The research conducted by Wykowski et al was of great interest to us.1  The authors reported the 1-day effectiveness of a 1-hour workshop teaching internal medicine residents an efficient approach to leading team debriefs after emotionally charged clinical events. The current research used the STREAM (Structured, Timely, Reflection, tEAM-based) framework, a 6-step debriefing framework a trainee can complete as a 15-minute structured approach to leading a debrief.1  The workshop was embedded on the first day of an inpatient rotation. The facilitators met for 1 hour to discuss the materials and ask questions, and each facilitator observed a session before leading debriefs. Before and after the workshop, the facilitators reviewed preliminary survey data and shareed best practices. In addition, the workshop uniformly questioned the reflection of the trainee regarding their previous experience, positive or negative, and their participation in debriefs after critical events. Results showed that this 1-day workshop improved the residents’ self-reported preparedness in leading debriefs after critical events. The pre-post assessment of the workshop showed more participants having a structured approach, preparedness, time, and plan to lead debriefs, further responding to participants’ emotions during debriefs.
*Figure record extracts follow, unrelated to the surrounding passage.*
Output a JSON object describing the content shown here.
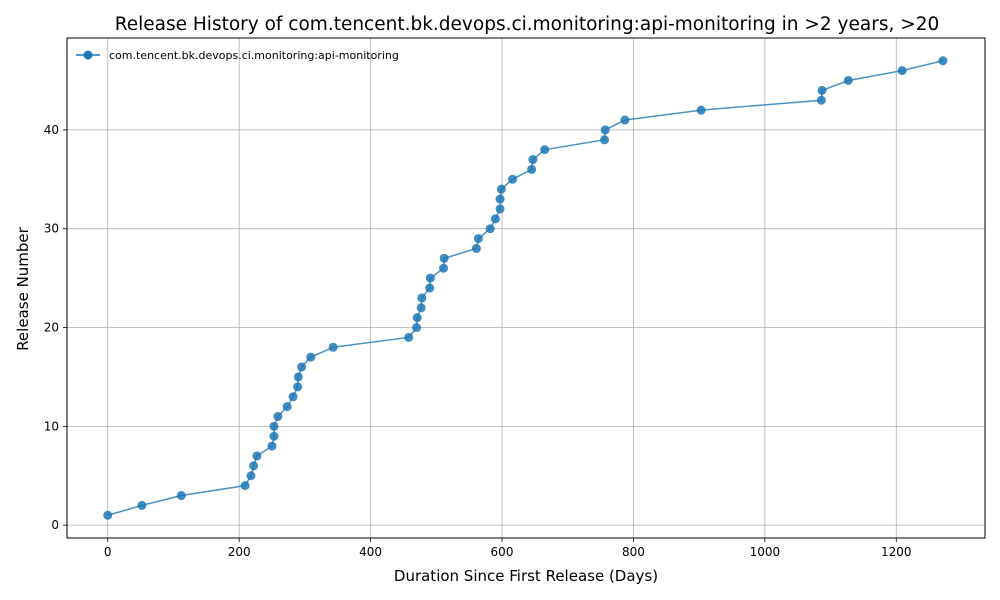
{
  "chart_data": {
    "type": "line",
    "title": "Release History of com.tencent.bk.devops.ci.monitoring:api-monitoring in >2 years, >20",
    "xlabel": "Duration Since First Release (Days)",
    "ylabel": "Release Number",
    "xlim": [
      -62,
      1335
    ],
    "ylim": [
      -1.3,
      49.3
    ],
    "xticks": [
      0,
      200,
      400,
      600,
      800,
      1000,
      1200
    ],
    "yticks": [
      0,
      10,
      20,
      30,
      40
    ],
    "grid": true,
    "legend_position": "upper-left",
    "series": [
      {
        "name": "com.tencent.bk.devops.ci.monitoring:api-monitoring",
        "color": "#1f77b4",
        "x": [
          0,
          52,
          112,
          209,
          218,
          222,
          227,
          250,
          253,
          253,
          259,
          273,
          282,
          289,
          290,
          295,
          309,
          343,
          458,
          470,
          471,
          477,
          478,
          490,
          491,
          511,
          512,
          561,
          564,
          582,
          590,
          597,
          597,
          599,
          616,
          645,
          647,
          665,
          756,
          757,
          787,
          903,
          1086,
          1087,
          1127,
          1209,
          1271
        ],
        "y": [
          1,
          2,
          3,
          4,
          5,
          6,
          7,
          8,
          9,
          10,
          11,
          12,
          13,
          14,
          15,
          16,
          17,
          18,
          19,
          20,
          21,
          22,
          23,
          24,
          25,
          26,
          27,
          28,
          29,
          30,
          31,
          32,
          33,
          34,
          35,
          36,
          37,
          38,
          39,
          40,
          41,
          42,
          43,
          44,
          45,
          46,
          47
        ]
      }
    ]
  }
}
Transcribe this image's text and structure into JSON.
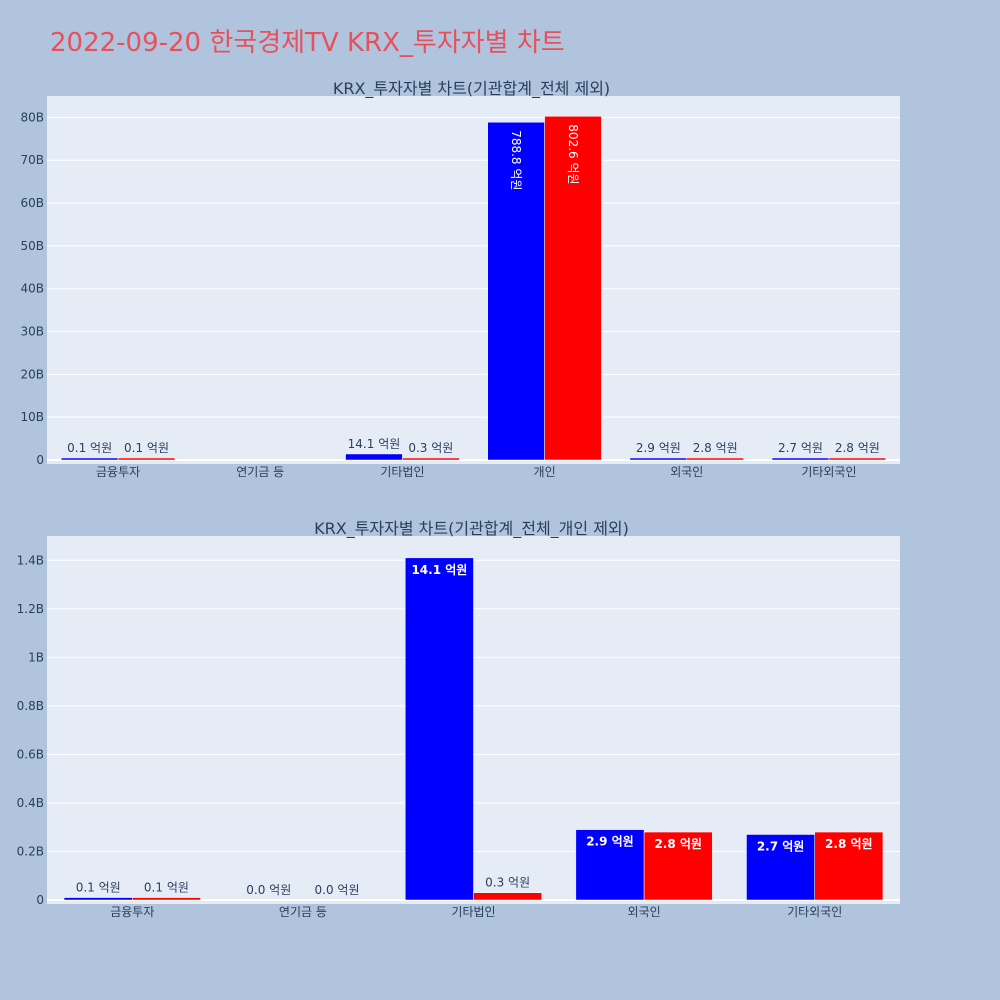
{
  "page_title": "2022-09-20 한국경제TV KRX_투자자별 차트",
  "colors": {
    "background": "#b0c4de",
    "plot_bg": "#e5ecf6",
    "title": "#e8505b",
    "series_1": "#0000ff",
    "series_2": "#ff0000"
  },
  "chart_data": [
    {
      "type": "bar",
      "title": "KRX_투자자별 차트(기관합계_전체 제외)",
      "categories": [
        "금융투자",
        "연기금 등",
        "기타법인",
        "개인",
        "외국인",
        "기타외국인"
      ],
      "series": [
        {
          "values": [
            10000000,
            0,
            1410000000,
            78880000000,
            290000000,
            270000000
          ],
          "labels": [
            "0.1 억원",
            "",
            "14.1 억원",
            "788.8 억원",
            "2.9 억원",
            "2.7 억원"
          ]
        },
        {
          "values": [
            10000000,
            0,
            30000000,
            80260000000,
            280000000,
            280000000
          ],
          "labels": [
            "0.1 억원",
            "",
            "0.3 억원",
            "802.6 억원",
            "2.8 억원",
            "2.8 억원"
          ]
        }
      ],
      "ylim": [
        0,
        85000000000
      ],
      "yticks": [
        0,
        10000000000,
        20000000000,
        30000000000,
        40000000000,
        50000000000,
        60000000000,
        70000000000,
        80000000000
      ],
      "ytick_labels": [
        "0",
        "10B",
        "20B",
        "30B",
        "40B",
        "50B",
        "60B",
        "70B",
        "80B"
      ],
      "grid": true
    },
    {
      "type": "bar",
      "title": "KRX_투자자별 차트(기관합계_전체_개인 제외)",
      "categories": [
        "금융투자",
        "연기금 등",
        "기타법인",
        "외국인",
        "기타외국인"
      ],
      "series": [
        {
          "values": [
            10000000,
            0,
            1410000000,
            290000000,
            270000000
          ],
          "labels": [
            "0.1 억원",
            "0.0 억원",
            "14.1 억원",
            "2.9 억원",
            "2.7 억원"
          ]
        },
        {
          "values": [
            10000000,
            0,
            30000000,
            280000000,
            280000000
          ],
          "labels": [
            "0.1 억원",
            "0.0 억원",
            "0.3 억원",
            "2.8 억원",
            "2.8 억원"
          ]
        }
      ],
      "ylim": [
        0,
        1500000000
      ],
      "yticks": [
        0,
        200000000,
        400000000,
        600000000,
        800000000,
        1000000000,
        1200000000,
        1400000000
      ],
      "ytick_labels": [
        "0",
        "0.2B",
        "0.4B",
        "0.6B",
        "0.8B",
        "1B",
        "1.2B",
        "1.4B"
      ],
      "grid": true
    }
  ]
}
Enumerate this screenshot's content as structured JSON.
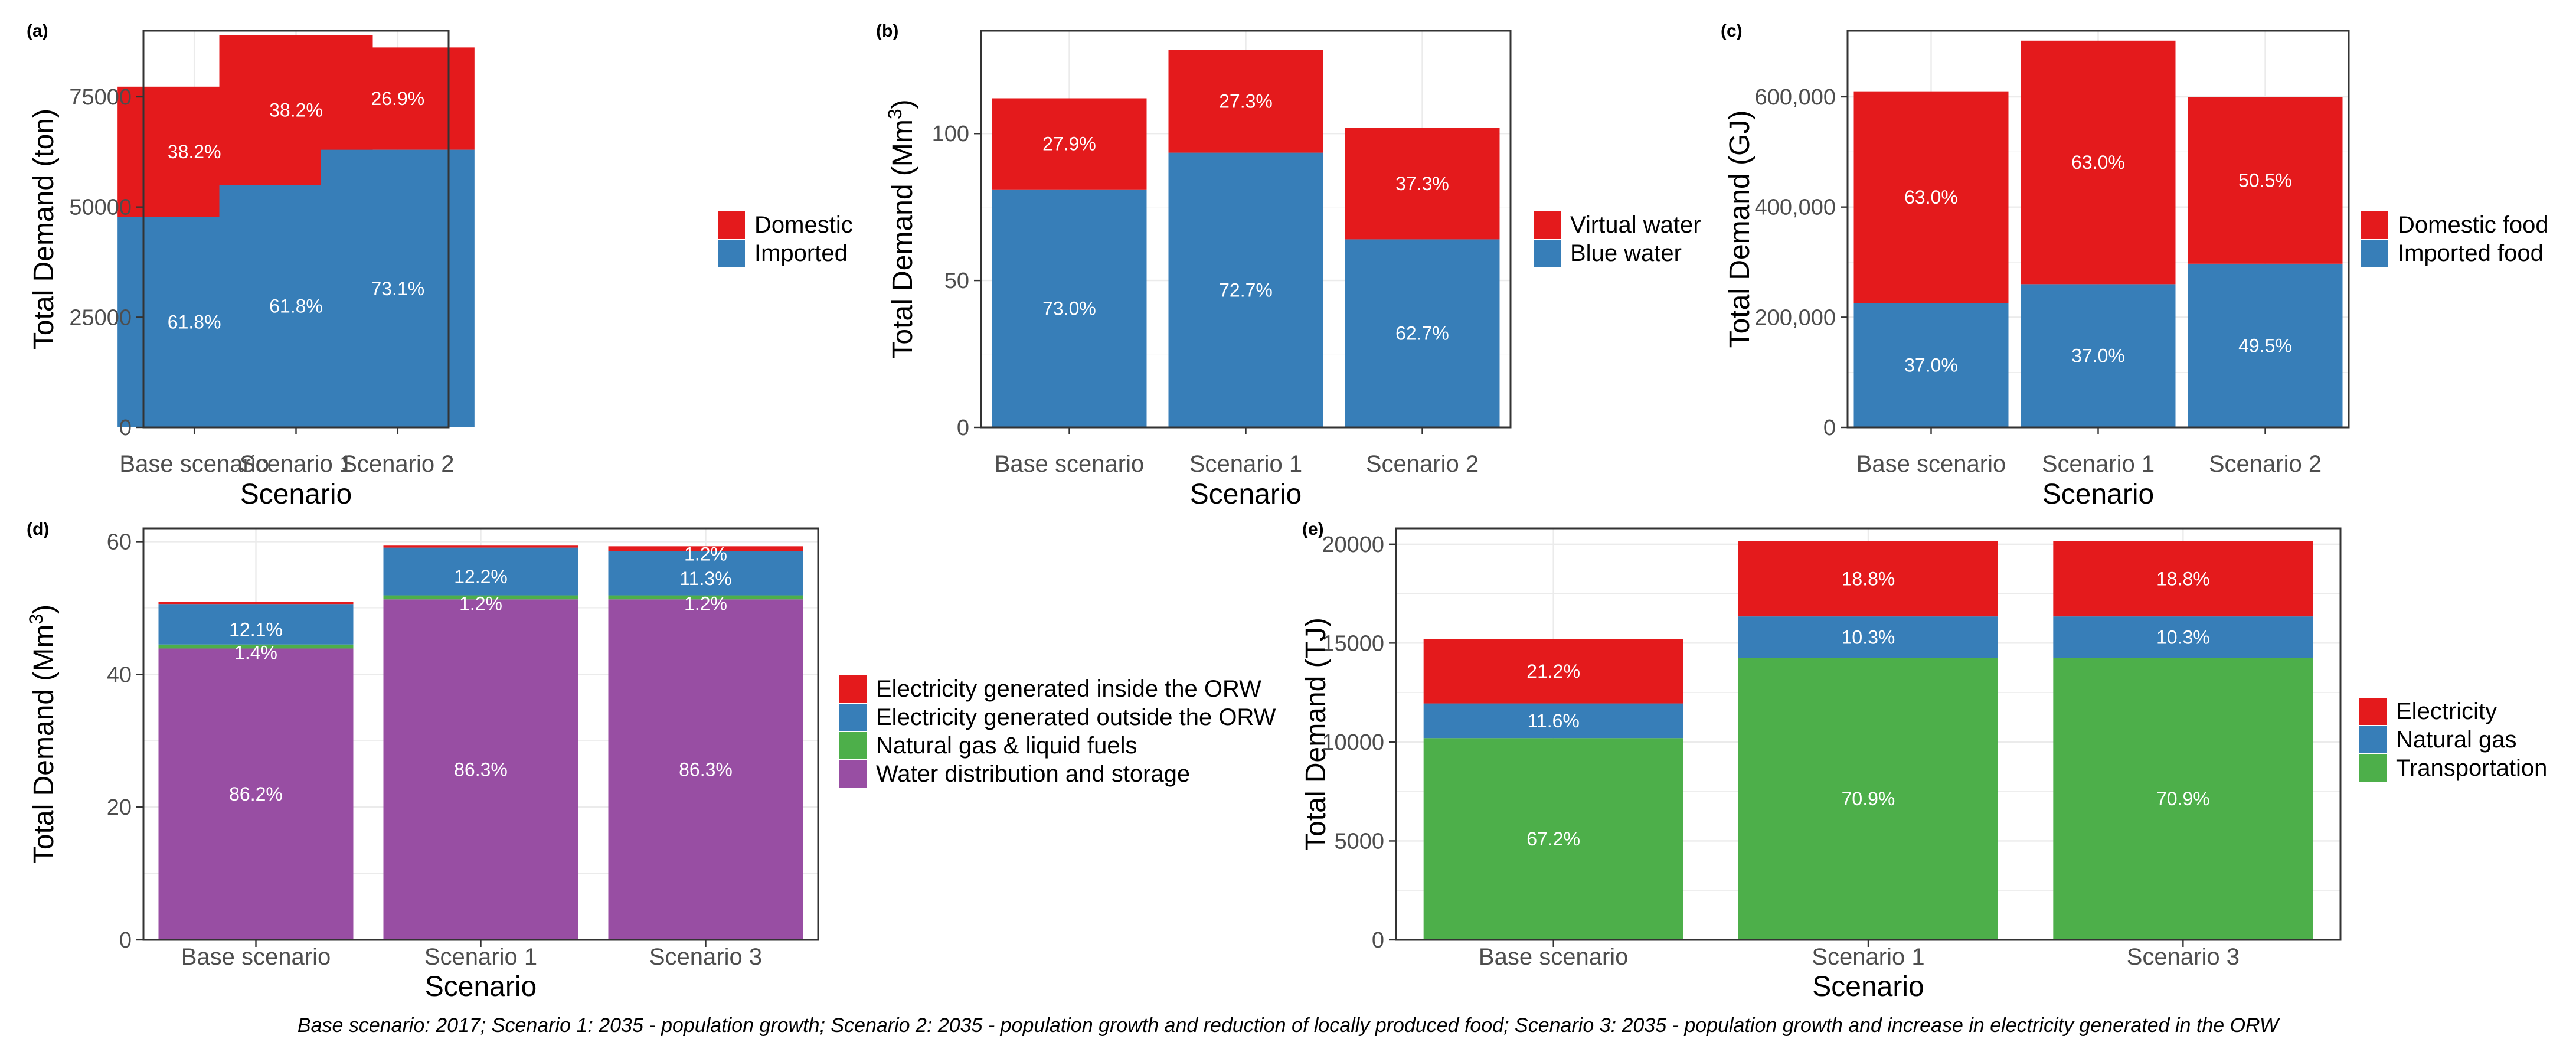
{
  "colors": {
    "red": "#e41a1c",
    "blue": "#377eb8",
    "green": "#4daf4a",
    "purple": "#984ea3",
    "panel_border": "#333333",
    "grid": "#ebebeb",
    "tick_text": "#4d4d4d"
  },
  "caption": "Base scenario: 2017; Scenario 1: 2035 - population growth; Scenario 2: 2035 - population growth and reduction of locally produced food; Scenario 3: 2035 - population growth and increase in electricity generated in the ORW",
  "chart_data": [
    {
      "panel": "(a)",
      "type": "bar",
      "stacked": true,
      "xlabel": "Scenario",
      "ylabel": "Total Demand (ton)",
      "ylim": [
        0,
        90000
      ],
      "yticks": [
        0,
        25000,
        50000,
        75000
      ],
      "ytick_labels": [
        "0",
        "25000",
        "50000",
        "75000"
      ],
      "categories": [
        "Base scenario",
        "Scenario 1",
        "Scenario 2"
      ],
      "series": [
        {
          "name": "Imported",
          "color": "#377eb8",
          "values": [
            47800,
            55000,
            63000
          ],
          "labels": [
            "61.8%",
            "61.8%",
            "73.1%"
          ]
        },
        {
          "name": "Domestic",
          "color": "#e41a1c",
          "values": [
            29500,
            34000,
            23200
          ],
          "labels": [
            "38.2%",
            "38.2%",
            "26.9%"
          ]
        }
      ],
      "legend": {
        "placement": "right",
        "entries": [
          "Domestic",
          "Imported"
        ]
      }
    },
    {
      "panel": "(b)",
      "type": "bar",
      "stacked": true,
      "xlabel": "Scenario",
      "ylabel": "Total Demand (Mm",
      "ylabel_sup": "3",
      "ylabel_end": ")",
      "ylim": [
        0,
        135
      ],
      "yticks": [
        0,
        50,
        100
      ],
      "ytick_labels": [
        "0",
        "50",
        "100"
      ],
      "categories": [
        "Base scenario",
        "Scenario 1",
        "Scenario 2"
      ],
      "series": [
        {
          "name": "Blue water",
          "color": "#377eb8",
          "values": [
            81,
            93.5,
            64
          ],
          "labels": [
            "73.0%",
            "72.7%",
            "62.7%"
          ]
        },
        {
          "name": "Virtual water",
          "color": "#e41a1c",
          "values": [
            31,
            35,
            38
          ],
          "labels": [
            "27.9%",
            "27.3%",
            "37.3%"
          ]
        }
      ],
      "legend": {
        "placement": "right",
        "entries": [
          "Virtual water",
          "Blue water"
        ]
      }
    },
    {
      "panel": "(c)",
      "type": "bar",
      "stacked": true,
      "xlabel": "Scenario",
      "ylabel": "Total Demand (GJ)",
      "ylim": [
        0,
        720000
      ],
      "yticks": [
        0,
        200000,
        400000,
        600000
      ],
      "ytick_labels": [
        "0",
        "200,000",
        "400,000",
        "600,000"
      ],
      "categories": [
        "Base scenario",
        "Scenario 1",
        "Scenario 2"
      ],
      "series": [
        {
          "name": "Imported food",
          "color": "#377eb8",
          "values": [
            226000,
            260000,
            297000
          ],
          "labels": [
            "37.0%",
            "37.0%",
            "49.5%"
          ]
        },
        {
          "name": "Domestic food",
          "color": "#e41a1c",
          "values": [
            384000,
            442000,
            303000
          ],
          "labels": [
            "63.0%",
            "63.0%",
            "50.5%"
          ]
        }
      ],
      "legend": {
        "placement": "right",
        "entries": [
          "Domestic food",
          "Imported food"
        ]
      }
    },
    {
      "panel": "(d)",
      "type": "bar",
      "stacked": true,
      "xlabel": "Scenario",
      "ylabel": "Total Demand (Mm",
      "ylabel_sup": "3",
      "ylabel_end": ")",
      "ylim": [
        0,
        62
      ],
      "yticks": [
        0,
        20,
        40,
        60
      ],
      "ytick_labels": [
        "0",
        "20",
        "40",
        "60"
      ],
      "categories": [
        "Base scenario",
        "Scenario 1",
        "Scenario 3"
      ],
      "series": [
        {
          "name": "Water distribution and storage",
          "color": "#984ea3",
          "values": [
            43.9,
            51.3,
            51.3
          ],
          "labels": [
            "86.2%",
            "86.3%",
            "86.3%"
          ]
        },
        {
          "name": "Natural gas & liquid fuels",
          "color": "#4daf4a",
          "values": [
            0.6,
            0.6,
            0.6
          ],
          "labels": [
            "1.4%",
            "1.2%",
            "1.2%"
          ]
        },
        {
          "name": "Electricity generated outside the ORW",
          "color": "#377eb8",
          "values": [
            6.1,
            7.2,
            6.7
          ],
          "labels": [
            "12.1%",
            "12.2%",
            "11.3%"
          ]
        },
        {
          "name": "Electricity generated inside the ORW",
          "color": "#e41a1c",
          "values": [
            0.3,
            0.3,
            0.7
          ],
          "labels": [
            "",
            "",
            "1.2%"
          ]
        }
      ],
      "legend": {
        "placement": "right",
        "entries": [
          "Electricity generated inside the ORW",
          "Electricity generated outside the ORW",
          "Natural gas & liquid fuels",
          "Water distribution and storage"
        ]
      }
    },
    {
      "panel": "(e)",
      "type": "bar",
      "stacked": true,
      "xlabel": "Scenario",
      "ylabel": "Total Demand (TJ)",
      "ylim": [
        0,
        20800
      ],
      "yticks": [
        0,
        5000,
        10000,
        15000,
        20000
      ],
      "ytick_labels": [
        "0",
        "5000",
        "10000",
        "15000",
        "20000"
      ],
      "categories": [
        "Base scenario",
        "Scenario 1",
        "Scenario 3"
      ],
      "series": [
        {
          "name": "Transportation",
          "color": "#4daf4a",
          "values": [
            10200,
            14250,
            14250
          ],
          "labels": [
            "67.2%",
            "70.9%",
            "70.9%"
          ]
        },
        {
          "name": "Natural gas",
          "color": "#377eb8",
          "values": [
            1750,
            2100,
            2100
          ],
          "labels": [
            "11.6%",
            "10.3%",
            "10.3%"
          ]
        },
        {
          "name": "Electricity",
          "color": "#e41a1c",
          "values": [
            3250,
            3800,
            3800
          ],
          "labels": [
            "21.2%",
            "18.8%",
            "18.8%"
          ]
        }
      ],
      "legend": {
        "placement": "right",
        "entries": [
          "Electricity",
          "Natural gas",
          "Transportation"
        ]
      }
    }
  ]
}
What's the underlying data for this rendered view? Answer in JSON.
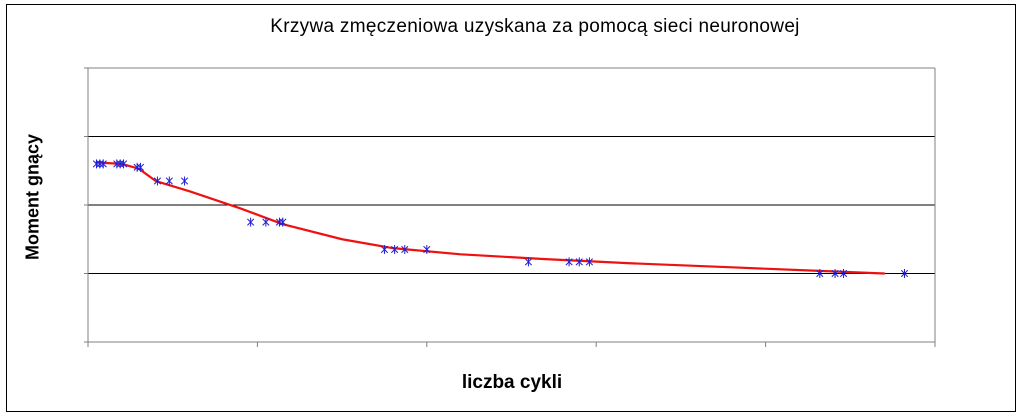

Complexity exists in the care of individual patients, and clinical reasoning, which significantly underlies the diagnostic process, is remarkably complicated when it comes to critical events, which are ubiquitous in medicine, from the emergency department to the operating room. Thus, adaptive expertise is needed as an essential competency to learn in medical school.2,3  Adaptive expertise emphasizes the flexible use of knowledge as well as the ability to generate new solutions and learn from daily problem-solving in critical clinical decision-making processes. Furthermore, adaptive expertise requires multiple perspectives to appreciate the connectivity between critical thinking skills, metacognitive processes such as reflection and mindfulness, efficiency of thought, flexibility, and innovation. Active engagement with these factors is needed to reach a comprehensive skill level that demonstrates a broad understanding of core concepts as well as the ability to transfer and apply concepts learned in one context to other contexts and novel situations.3,4 

The recent research from Wykowski et al gives an insight into the importance of adaptive expertise in medical education curricula to expand training to other specialties and clinical settings. Medical educators need to train residents on critical thinking and problem-solving skills in clinical judgment, which are needed to learn from mistakes and make better judgments. Moreover, metacognition, especially reflection and mindfulness, along with innovation and creativity in interdisciplinary relationships, are also crucial for medical educators to raise adaptive expertise.5  Ultimately, we wish to embed adaptive expertise in the medical education curriculum at the Faculty of Medicine, Universitas Andalas, Indonesia, by introducing the STREAM framework as current research to our year-end clinical rotation with critical debrief scenarios such as debriefs after experiencing a patient death or cardiac arrest, so that all physicians in leadership roles have the skills to lead critical event debriefs.